You should have a look at https://github.com/sondree/b2_fuse/blob/master/cached_bucket.py
This is the cache in question. As you can see, only one call is actually cached, the def ls(...)
. Anything else goes straight through to B2. B2Fuse will also drop cache on any updates to files def upload_bytes(..)
or deletions def delete_file_version(..)
I explored the possibility of implementing a (strongly, eventually or NFS-like) consistent multi-client file storage using b2
as backend. I spent a few weeks on this, discussed the internals of the b2 API with b2 server developer well beyond anything that is documented, also considering requesting changes to the API so that we actually can make better guarantees.
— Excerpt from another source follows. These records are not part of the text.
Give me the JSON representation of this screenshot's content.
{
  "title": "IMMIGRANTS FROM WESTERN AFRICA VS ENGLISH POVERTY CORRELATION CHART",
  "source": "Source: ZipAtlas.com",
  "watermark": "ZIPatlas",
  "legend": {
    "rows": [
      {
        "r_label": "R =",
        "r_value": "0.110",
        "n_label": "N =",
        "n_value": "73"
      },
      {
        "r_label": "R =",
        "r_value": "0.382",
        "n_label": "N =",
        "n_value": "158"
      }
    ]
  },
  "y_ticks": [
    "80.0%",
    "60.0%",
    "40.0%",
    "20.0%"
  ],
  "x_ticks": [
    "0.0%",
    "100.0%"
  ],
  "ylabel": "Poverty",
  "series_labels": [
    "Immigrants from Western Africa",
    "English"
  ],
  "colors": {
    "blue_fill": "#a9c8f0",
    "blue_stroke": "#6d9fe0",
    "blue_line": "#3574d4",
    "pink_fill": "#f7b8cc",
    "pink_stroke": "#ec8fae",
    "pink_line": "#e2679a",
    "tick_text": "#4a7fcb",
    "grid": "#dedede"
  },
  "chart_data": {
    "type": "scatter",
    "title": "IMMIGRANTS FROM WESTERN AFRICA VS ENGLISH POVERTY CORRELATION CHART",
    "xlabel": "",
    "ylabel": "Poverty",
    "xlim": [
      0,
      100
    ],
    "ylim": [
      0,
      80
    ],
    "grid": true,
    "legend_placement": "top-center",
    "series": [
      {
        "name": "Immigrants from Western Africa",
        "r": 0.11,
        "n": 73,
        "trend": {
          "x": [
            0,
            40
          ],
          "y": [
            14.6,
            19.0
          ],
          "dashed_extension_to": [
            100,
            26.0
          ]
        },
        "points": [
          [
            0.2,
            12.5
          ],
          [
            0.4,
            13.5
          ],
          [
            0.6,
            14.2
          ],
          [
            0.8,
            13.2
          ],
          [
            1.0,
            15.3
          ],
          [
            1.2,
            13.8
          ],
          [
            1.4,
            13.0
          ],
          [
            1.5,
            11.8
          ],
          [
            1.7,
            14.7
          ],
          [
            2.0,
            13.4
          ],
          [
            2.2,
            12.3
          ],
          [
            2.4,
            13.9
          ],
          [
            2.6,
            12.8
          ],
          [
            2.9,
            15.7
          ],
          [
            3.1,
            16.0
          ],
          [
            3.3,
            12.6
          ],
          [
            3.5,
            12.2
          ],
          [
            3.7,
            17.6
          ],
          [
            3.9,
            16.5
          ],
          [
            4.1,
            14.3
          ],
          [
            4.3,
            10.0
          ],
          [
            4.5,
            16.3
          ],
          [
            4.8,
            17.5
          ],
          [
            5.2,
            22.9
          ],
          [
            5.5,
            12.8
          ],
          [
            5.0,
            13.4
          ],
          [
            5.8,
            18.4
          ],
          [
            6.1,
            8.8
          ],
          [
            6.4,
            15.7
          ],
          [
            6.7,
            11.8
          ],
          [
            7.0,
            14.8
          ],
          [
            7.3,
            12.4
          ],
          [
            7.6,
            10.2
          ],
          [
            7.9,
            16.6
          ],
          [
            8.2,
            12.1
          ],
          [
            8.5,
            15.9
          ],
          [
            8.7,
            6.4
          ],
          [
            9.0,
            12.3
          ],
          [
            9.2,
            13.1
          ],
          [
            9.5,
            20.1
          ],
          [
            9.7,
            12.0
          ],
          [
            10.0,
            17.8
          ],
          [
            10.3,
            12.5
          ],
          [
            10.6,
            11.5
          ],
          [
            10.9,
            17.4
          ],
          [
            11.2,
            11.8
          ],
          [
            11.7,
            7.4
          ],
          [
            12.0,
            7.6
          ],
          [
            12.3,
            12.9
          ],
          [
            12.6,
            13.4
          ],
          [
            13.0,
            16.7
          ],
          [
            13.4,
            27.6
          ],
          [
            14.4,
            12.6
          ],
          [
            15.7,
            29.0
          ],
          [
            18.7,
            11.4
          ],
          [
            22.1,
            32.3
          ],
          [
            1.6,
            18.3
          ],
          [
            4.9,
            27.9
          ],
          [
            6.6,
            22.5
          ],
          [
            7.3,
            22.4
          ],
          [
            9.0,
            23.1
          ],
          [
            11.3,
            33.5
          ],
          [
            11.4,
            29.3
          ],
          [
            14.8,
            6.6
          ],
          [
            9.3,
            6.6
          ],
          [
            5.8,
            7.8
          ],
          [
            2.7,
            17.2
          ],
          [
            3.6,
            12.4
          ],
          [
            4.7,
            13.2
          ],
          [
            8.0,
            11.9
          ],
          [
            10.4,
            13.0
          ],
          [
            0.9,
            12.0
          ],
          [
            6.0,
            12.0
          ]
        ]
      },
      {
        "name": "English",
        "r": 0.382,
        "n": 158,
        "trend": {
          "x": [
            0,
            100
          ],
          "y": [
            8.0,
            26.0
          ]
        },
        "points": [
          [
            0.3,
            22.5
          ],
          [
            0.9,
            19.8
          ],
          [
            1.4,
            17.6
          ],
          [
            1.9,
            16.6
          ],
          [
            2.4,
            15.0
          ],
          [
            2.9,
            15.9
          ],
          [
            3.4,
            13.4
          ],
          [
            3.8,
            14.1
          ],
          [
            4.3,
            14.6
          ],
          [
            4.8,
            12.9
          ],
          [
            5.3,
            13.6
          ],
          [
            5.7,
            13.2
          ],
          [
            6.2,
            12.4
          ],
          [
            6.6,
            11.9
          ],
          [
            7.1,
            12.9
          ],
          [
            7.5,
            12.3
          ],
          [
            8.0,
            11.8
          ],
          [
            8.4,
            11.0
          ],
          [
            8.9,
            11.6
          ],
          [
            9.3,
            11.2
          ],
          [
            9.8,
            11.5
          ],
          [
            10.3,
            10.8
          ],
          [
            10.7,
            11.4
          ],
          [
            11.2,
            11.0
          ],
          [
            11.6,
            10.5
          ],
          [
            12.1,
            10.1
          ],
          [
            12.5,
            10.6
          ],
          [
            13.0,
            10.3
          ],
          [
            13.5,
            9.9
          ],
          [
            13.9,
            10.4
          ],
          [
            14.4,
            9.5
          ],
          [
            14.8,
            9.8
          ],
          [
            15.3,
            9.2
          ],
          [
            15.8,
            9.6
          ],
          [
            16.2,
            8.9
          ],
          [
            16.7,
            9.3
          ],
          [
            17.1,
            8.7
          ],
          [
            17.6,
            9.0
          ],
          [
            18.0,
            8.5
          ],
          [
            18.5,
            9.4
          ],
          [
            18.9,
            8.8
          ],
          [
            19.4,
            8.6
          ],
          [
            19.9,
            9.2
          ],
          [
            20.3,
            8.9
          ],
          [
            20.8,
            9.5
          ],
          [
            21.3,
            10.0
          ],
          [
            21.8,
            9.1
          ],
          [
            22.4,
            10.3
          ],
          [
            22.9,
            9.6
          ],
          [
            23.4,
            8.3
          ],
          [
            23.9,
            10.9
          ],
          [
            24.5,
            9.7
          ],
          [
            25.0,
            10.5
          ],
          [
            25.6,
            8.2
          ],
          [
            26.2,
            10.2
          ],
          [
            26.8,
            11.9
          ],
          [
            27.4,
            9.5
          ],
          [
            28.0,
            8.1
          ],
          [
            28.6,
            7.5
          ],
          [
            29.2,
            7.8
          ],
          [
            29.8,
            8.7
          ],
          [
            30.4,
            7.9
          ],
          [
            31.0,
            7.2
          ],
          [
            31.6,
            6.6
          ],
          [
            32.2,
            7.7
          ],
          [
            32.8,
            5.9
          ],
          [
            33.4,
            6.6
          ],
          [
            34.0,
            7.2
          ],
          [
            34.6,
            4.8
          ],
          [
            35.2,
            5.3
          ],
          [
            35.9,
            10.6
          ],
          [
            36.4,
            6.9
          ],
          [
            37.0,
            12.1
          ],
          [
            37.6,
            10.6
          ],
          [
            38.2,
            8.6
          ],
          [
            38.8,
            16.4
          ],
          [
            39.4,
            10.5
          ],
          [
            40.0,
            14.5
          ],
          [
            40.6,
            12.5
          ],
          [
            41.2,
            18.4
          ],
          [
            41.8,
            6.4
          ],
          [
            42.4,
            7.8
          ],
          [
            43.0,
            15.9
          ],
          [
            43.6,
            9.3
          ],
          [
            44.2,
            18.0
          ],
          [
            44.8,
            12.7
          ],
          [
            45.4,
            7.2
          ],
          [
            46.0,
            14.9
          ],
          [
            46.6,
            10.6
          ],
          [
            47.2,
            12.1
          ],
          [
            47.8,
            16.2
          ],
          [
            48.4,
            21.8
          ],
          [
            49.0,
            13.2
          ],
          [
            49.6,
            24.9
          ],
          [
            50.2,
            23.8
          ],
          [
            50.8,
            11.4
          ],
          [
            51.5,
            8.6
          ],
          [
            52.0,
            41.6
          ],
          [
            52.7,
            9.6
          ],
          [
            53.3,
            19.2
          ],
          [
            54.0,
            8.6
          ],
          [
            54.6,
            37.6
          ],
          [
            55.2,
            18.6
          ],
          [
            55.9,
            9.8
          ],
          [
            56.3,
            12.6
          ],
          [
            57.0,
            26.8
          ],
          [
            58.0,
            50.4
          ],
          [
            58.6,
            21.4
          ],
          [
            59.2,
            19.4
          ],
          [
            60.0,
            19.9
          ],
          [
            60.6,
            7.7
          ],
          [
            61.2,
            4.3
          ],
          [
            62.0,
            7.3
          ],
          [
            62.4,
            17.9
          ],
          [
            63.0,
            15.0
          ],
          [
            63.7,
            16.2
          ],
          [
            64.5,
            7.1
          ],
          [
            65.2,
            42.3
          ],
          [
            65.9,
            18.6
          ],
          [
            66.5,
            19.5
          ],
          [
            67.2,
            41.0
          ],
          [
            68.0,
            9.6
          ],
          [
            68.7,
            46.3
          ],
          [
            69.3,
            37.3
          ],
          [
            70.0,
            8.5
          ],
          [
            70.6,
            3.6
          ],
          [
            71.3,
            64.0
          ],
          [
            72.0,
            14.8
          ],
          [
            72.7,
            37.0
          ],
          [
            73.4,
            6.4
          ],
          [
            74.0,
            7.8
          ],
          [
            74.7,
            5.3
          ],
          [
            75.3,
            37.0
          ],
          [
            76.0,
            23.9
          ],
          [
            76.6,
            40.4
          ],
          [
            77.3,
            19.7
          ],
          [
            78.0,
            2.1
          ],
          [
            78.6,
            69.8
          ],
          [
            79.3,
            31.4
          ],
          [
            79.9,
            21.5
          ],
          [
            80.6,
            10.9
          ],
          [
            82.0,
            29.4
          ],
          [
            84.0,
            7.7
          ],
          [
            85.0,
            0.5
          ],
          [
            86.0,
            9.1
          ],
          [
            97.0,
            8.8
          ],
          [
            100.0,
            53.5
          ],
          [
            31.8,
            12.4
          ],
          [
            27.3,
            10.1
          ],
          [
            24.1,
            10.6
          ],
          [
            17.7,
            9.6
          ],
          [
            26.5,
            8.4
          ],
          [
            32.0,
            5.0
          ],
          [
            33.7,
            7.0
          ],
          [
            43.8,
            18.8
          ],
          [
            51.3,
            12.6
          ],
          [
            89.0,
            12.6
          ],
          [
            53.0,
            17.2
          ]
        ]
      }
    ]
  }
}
I also have over 3 years of commercial experience building backends for distributed storage appliances... So I think I may have some insight on the subject.
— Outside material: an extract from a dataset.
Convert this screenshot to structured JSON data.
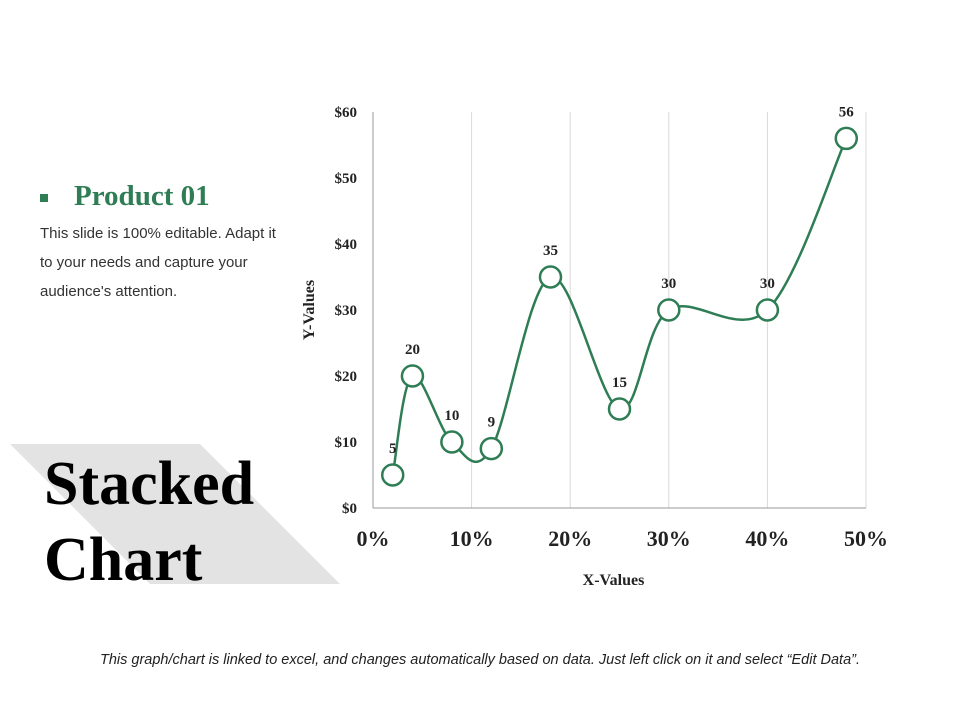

It is already clear that the discussed design revolves around a notification system / message queue / websocket and it is clear that it won't work. I suggest that you consider the design carefully before starting the implementation. The most troubling issue is an upload which can finish unexpectedly at any time on a client affected by CPU starvation.
This seems to work very well. But I would like to deploy this in a way that two clients are accessing files on the same bucket. If client A changes to or deletes a file, client B should know about the change and refresh it's cache.
I can handle notifying each client connected to the bucket. The problem is what would be the best way to force refreshing the cache of a particular file? Deleting a files from the
--temp_folder
causes the file system to break and I have to restart it. No errors are thrown when this happens. I imagine when it sees the cache is missing, it raises an error, and doesn't successfully recover.It would be nice if we had a way to enable Write Cache support like s3ql does. It would be a successful write when it finishes writing to cache, and let the file system finish syncing the data in the background. It may also be useful to be able to setup some sort of callback after the cached file has finished it's upload to the bucket. With the way Backblaze handles versioning, conflicts shouldn't be an issue if multiple clients happen to write to a given file at the same time.
I am possibly considering extending the file system to have some sort of api to access functions like clearing the cache for a file. It could make for a great framework to build a replicated geo-caching filesystem, with low-cost archive storage on the backend. Not sure if an API would be beyond the scope of this project / should be a fork?